5. C# (DP Approach):

using System;

class Program {
public static int MinPathSum(int[,] grid) {
int m = grid.GetLength(0);
int n = grid.GetLength(1);

int[] dp = new int[n];

dp[0] = grid[0, 0];

// Fill the first row
for (int j = 1; j < n; j++) {
dp[j] = dp[j - 1] + grid[0, j];
}

// Fill the rest of the grid
for (int i = 1; i < m; i++) {
dp[0] += grid[i, 0]; // Update the first column
for (int j = 1; j < n; j++) {
dp[j] = grid[i, j] + Math.Min(dp[j - 1], dp[j]);
}
}

return dp[n - 1];
}

static void Main() {
int[,] grid = {
{1, 3, 1},
{1, 5, 1},
{4, 2, 1}
};
Console.WriteLine("Minimum Path Sum: " + MinPathSum(grid)); // Output: 7
}
}

6. JavaScript (DP Approach):

function minPathSum(grid) {
let m = grid.length;
let n = grid[0].length;

let dp = new Array(n).fill(0);

dp[0] = grid[0][0];

// Fill the first row
for (let j = 1; j < n; j++) {
dp[j] = dp[j - 1] + grid[0][j];
}

// Fill the rest of the grid
for (let i = 1; i < m; i++) {
dp[0] += grid[i][0]; // Update the first column
for (let j = 1; j < n; j++) {
dp[j] = grid[i][j] + Math.min(dp[j - 1], dp[j]);
}
}

return dp[n - 1];
}

// Test case
const grid = [
[1, 3, 1],
[1, 5, 1],
[4, 2, 1]
];
console.log("Minimum Path Sum:", minPathSum(grid)); // Output: 7

Complexity Analysis:

Time Complexity:

  • Time Complexity: O(m * n), where m and n are the dimensions of the grid.

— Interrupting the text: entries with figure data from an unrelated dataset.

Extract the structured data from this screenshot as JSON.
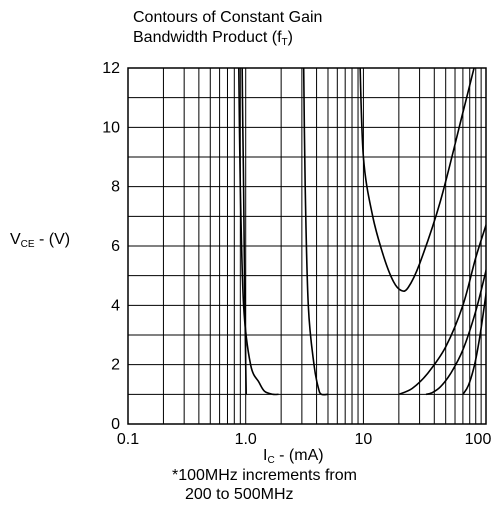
{
  "chart_data": {
    "type": "line",
    "title_line1": "Contours of Constant Gain",
    "title_line2_prefix": "Bandwidth Product (f",
    "title_line2_sub": "T",
    "title_line2_suffix": ")",
    "ylabel_main": "V",
    "ylabel_sub": "CE",
    "ylabel_unit": " - (V)",
    "xlabel_main": "I",
    "xlabel_sub": "C",
    "xlabel_unit": " - (mA)",
    "note_line1": "*100MHz increments from",
    "note_line2": "200 to 500MHz",
    "x_scale": "log",
    "xlim": [
      0.1,
      110
    ],
    "ylim": [
      0,
      12
    ],
    "x_ticks": [
      {
        "value": 0.1,
        "label": "0.1"
      },
      {
        "value": 1,
        "label": "1.0"
      },
      {
        "value": 10,
        "label": "10"
      },
      {
        "value": 100,
        "label": "100"
      }
    ],
    "y_ticks": [
      {
        "value": 0,
        "label": "0"
      },
      {
        "value": 2,
        "label": "2"
      },
      {
        "value": 4,
        "label": "4"
      },
      {
        "value": 6,
        "label": "6"
      },
      {
        "value": 8,
        "label": "8"
      },
      {
        "value": 10,
        "label": "10"
      },
      {
        "value": 12,
        "label": "12"
      }
    ],
    "grid": true,
    "series": [
      {
        "points": [
          [
            0.93,
            12.6
          ],
          [
            0.945,
            10
          ],
          [
            0.96,
            8
          ],
          [
            0.97,
            6
          ],
          [
            0.985,
            4
          ],
          [
            1.0,
            2
          ],
          [
            1.01,
            1.0
          ]
        ]
      },
      {
        "points": [
          [
            0.87,
            12.6
          ],
          [
            0.9,
            8
          ],
          [
            0.96,
            4
          ],
          [
            1.1,
            2
          ],
          [
            1.3,
            1.4
          ],
          [
            1.45,
            1.1
          ],
          [
            1.7,
            1.0
          ],
          [
            1.9,
            1.0
          ]
        ]
      },
      {
        "points": [
          [
            3.1,
            12.6
          ],
          [
            3.2,
            8
          ],
          [
            3.4,
            4
          ],
          [
            3.8,
            2
          ],
          [
            4.15,
            1.2
          ],
          [
            4.4,
            1.0
          ],
          [
            5.0,
            1.0
          ]
        ]
      },
      {
        "points": [
          [
            9.3,
            12.6
          ],
          [
            10,
            9
          ],
          [
            12,
            7
          ],
          [
            15,
            5.6
          ],
          [
            18,
            4.8
          ],
          [
            21,
            4.5
          ],
          [
            24,
            4.6
          ],
          [
            30,
            5.4
          ],
          [
            45,
            7.5
          ],
          [
            70,
            10.5
          ],
          [
            95,
            12.6
          ]
        ]
      },
      {
        "points": [
          [
            20,
            1.0
          ],
          [
            26,
            1.2
          ],
          [
            35,
            1.7
          ],
          [
            50,
            2.6
          ],
          [
            70,
            4
          ],
          [
            90,
            5.6
          ],
          [
            112,
            6.8
          ]
        ]
      },
      {
        "points": [
          [
            34,
            1.0
          ],
          [
            38,
            1.05
          ],
          [
            45,
            1.25
          ],
          [
            55,
            1.7
          ],
          [
            70,
            2.5
          ],
          [
            90,
            3.8
          ],
          [
            112,
            5.3
          ]
        ]
      },
      {
        "points": [
          [
            70,
            1.0
          ],
          [
            78,
            1.3
          ],
          [
            88,
            2.0
          ],
          [
            98,
            3.0
          ],
          [
            112,
            4.6
          ]
        ]
      }
    ]
  },
  "colors": {
    "line": "#000000",
    "grid": "#000000",
    "background": "#ffffff"
  }
}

We need to process each cell exactly once.

Space Complexity:

  • Space Complexity: O(n), where n is the number of columns in the grid. We optimized space by using a 1D array instead of a full 2D DP table.

Conclusion:

The Minimum Path Sum problem can be efficiently solved using dynamic programming. By calculating the minimum path sum progressively from the top-left corner to the bottom-right corner, we can find the optimal path in O(m * n) time with optimized space usage.